Does Prodigy support HTML annotation for NER

I have quite a lot of HTML pages. My goal is to train a model in spacy that can recognize entities such as product name, addresses and monetary amount.

My question is does prodigy support annotation on html pages. not raw html code per se, but annotation on rendered html with a custom list of entities.

Thank you!

Jay

Annotating rendered HTML might sound appealing at first, but there's actually not really an easy answer for how the annotations should be resolved back to the underlying raw text and how to ensure that annotations are consistent. After all, what your model will get to see is the raw text.

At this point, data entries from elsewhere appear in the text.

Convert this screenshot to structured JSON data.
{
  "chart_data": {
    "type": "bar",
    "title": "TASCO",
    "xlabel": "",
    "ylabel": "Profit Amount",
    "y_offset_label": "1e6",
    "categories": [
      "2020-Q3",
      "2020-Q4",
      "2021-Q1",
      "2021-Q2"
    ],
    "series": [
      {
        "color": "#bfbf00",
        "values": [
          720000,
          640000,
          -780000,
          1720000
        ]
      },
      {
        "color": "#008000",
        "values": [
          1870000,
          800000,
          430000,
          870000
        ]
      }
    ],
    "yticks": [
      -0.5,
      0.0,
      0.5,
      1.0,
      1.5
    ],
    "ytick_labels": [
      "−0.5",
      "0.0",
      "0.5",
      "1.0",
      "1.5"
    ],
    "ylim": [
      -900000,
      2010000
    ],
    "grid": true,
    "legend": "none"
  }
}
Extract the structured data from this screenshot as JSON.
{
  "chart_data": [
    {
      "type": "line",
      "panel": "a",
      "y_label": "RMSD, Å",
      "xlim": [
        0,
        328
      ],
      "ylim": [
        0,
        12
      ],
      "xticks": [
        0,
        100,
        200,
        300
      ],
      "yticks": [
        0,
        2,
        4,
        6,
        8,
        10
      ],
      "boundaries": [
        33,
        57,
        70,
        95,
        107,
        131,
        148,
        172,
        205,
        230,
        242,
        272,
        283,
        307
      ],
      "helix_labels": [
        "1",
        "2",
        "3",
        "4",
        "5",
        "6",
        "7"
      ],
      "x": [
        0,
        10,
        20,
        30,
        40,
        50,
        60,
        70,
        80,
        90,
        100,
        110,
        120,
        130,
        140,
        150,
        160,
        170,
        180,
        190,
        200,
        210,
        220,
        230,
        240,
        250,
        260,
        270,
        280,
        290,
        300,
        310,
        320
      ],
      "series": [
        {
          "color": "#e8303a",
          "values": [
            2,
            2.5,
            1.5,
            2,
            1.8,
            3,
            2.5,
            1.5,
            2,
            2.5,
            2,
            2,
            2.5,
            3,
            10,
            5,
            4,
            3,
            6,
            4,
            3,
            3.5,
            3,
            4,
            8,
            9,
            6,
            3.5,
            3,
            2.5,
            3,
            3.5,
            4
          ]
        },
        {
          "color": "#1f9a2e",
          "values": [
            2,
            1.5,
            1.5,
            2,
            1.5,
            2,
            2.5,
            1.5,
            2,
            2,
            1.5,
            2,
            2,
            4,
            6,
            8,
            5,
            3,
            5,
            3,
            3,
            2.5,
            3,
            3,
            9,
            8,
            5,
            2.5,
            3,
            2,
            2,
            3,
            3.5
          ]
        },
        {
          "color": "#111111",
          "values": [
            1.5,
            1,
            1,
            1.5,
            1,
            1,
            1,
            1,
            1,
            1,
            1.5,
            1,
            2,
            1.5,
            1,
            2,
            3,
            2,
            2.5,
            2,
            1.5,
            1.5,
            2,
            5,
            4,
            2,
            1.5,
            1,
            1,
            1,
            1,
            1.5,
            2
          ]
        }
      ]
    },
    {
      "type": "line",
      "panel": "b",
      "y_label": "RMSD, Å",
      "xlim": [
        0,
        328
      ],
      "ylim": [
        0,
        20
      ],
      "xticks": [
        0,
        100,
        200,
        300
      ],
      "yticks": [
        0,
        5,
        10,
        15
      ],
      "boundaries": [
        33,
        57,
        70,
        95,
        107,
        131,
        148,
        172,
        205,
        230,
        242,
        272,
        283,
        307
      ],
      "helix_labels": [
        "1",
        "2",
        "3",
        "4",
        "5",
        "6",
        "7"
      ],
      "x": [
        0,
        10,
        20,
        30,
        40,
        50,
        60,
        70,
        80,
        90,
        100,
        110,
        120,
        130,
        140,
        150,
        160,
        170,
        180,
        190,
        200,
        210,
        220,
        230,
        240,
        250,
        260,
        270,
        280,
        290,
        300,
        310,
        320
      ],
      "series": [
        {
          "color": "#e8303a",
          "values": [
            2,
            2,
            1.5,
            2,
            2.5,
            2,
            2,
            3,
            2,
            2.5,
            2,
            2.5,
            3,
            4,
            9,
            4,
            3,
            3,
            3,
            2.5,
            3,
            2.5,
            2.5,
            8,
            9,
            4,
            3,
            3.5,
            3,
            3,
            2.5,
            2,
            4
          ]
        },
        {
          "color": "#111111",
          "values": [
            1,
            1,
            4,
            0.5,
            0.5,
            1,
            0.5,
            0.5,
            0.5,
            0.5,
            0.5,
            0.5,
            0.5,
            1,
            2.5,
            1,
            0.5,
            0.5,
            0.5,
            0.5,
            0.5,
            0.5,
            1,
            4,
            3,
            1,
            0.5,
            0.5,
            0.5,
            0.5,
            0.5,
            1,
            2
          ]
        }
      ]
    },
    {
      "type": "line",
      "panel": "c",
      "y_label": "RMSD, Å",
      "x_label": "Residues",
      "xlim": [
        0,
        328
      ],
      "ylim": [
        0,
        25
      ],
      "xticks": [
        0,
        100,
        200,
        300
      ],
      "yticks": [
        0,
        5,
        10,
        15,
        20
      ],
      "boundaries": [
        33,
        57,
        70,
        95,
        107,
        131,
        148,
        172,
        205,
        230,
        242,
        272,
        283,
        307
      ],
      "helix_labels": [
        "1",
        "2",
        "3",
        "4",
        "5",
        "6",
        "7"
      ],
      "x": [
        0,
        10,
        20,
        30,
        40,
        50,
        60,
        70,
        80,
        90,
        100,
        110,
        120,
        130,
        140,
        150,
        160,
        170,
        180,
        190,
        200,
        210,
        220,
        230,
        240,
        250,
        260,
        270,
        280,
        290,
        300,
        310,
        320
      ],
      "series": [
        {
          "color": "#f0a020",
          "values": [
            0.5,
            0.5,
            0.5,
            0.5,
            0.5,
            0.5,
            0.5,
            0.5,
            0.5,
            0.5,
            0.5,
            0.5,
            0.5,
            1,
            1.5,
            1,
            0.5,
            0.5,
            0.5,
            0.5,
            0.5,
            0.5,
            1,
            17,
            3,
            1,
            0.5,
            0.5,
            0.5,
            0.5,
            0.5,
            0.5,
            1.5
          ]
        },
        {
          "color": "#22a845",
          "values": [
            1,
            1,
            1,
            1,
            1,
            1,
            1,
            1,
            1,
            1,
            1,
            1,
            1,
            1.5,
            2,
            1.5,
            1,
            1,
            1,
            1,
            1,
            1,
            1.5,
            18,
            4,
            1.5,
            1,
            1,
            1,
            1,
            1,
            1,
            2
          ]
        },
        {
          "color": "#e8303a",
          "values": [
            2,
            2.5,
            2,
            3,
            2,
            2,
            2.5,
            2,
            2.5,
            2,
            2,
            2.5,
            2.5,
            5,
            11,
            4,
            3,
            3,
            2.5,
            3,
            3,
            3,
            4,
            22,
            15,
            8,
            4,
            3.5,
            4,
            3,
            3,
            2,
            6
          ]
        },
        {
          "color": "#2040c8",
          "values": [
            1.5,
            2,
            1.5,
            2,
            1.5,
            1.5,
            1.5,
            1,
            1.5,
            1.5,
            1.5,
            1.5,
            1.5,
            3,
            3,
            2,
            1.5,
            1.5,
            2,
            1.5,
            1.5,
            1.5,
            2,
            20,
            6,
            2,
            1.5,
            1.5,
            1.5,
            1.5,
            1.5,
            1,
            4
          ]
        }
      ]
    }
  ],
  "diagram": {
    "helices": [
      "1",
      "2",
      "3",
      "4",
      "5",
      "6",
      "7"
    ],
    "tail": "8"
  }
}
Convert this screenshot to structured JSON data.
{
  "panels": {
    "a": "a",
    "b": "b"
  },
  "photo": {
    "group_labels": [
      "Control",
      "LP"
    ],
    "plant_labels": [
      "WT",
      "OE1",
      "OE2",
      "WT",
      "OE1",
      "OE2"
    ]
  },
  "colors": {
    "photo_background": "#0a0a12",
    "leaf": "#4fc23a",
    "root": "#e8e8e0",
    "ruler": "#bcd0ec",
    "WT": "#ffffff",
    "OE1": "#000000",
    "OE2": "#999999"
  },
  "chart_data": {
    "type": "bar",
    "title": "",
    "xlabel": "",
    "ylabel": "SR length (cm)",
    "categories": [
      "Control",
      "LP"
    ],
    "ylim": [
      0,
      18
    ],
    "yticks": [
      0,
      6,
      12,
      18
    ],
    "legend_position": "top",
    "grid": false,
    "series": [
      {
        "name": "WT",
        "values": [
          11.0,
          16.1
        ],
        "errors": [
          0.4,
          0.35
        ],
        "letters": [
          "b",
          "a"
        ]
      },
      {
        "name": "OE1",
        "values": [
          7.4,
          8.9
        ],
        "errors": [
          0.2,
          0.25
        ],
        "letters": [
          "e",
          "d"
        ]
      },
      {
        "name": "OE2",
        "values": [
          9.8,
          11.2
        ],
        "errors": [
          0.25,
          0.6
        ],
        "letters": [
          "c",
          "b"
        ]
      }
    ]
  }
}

I discuss some of these considerations in more detail on this thread:

One common solution is to write a function that takes raw HTML, strips out the markup, tokenizes the text and stores each token's character offset into the original raw HTML. This way, you can work with raw text without markup, while still being able to resolve the character offsets of your annotations back to the original input.

Hi @ines

I just stumpled upon this and I'm trying to wrap my head around it. But I just can't understand :slight_smile: Do you mind put a few extra words to it? Or add a few lines of code for illustration?

My use case is for span classification, i.e. subhead classification. I know I have to preprocess the html into text at some point but I like to use the HTML in the tokenization process (improved sentence boundaries e.g.). So the input is really HTML and then I want to mark where the subheads are - simply the offsets/positions of characters.

Alternatively I could just preprocess the HTML to text and start highlighting subheads from there but they are a lot harder to find then. And the classification would then depend on using that exact html to text method

hi @nix411!

I can't speak for Ines, but have you seen @pmbaumgartner's spacy-html-tokenizer?

It does the first few steps, but not the character offsets. Perhaps you could look at Peter's code and modify some steps.

I suspect (with my limited knowledge) that there's no general solution that's easy, which is reflected in Ines' point.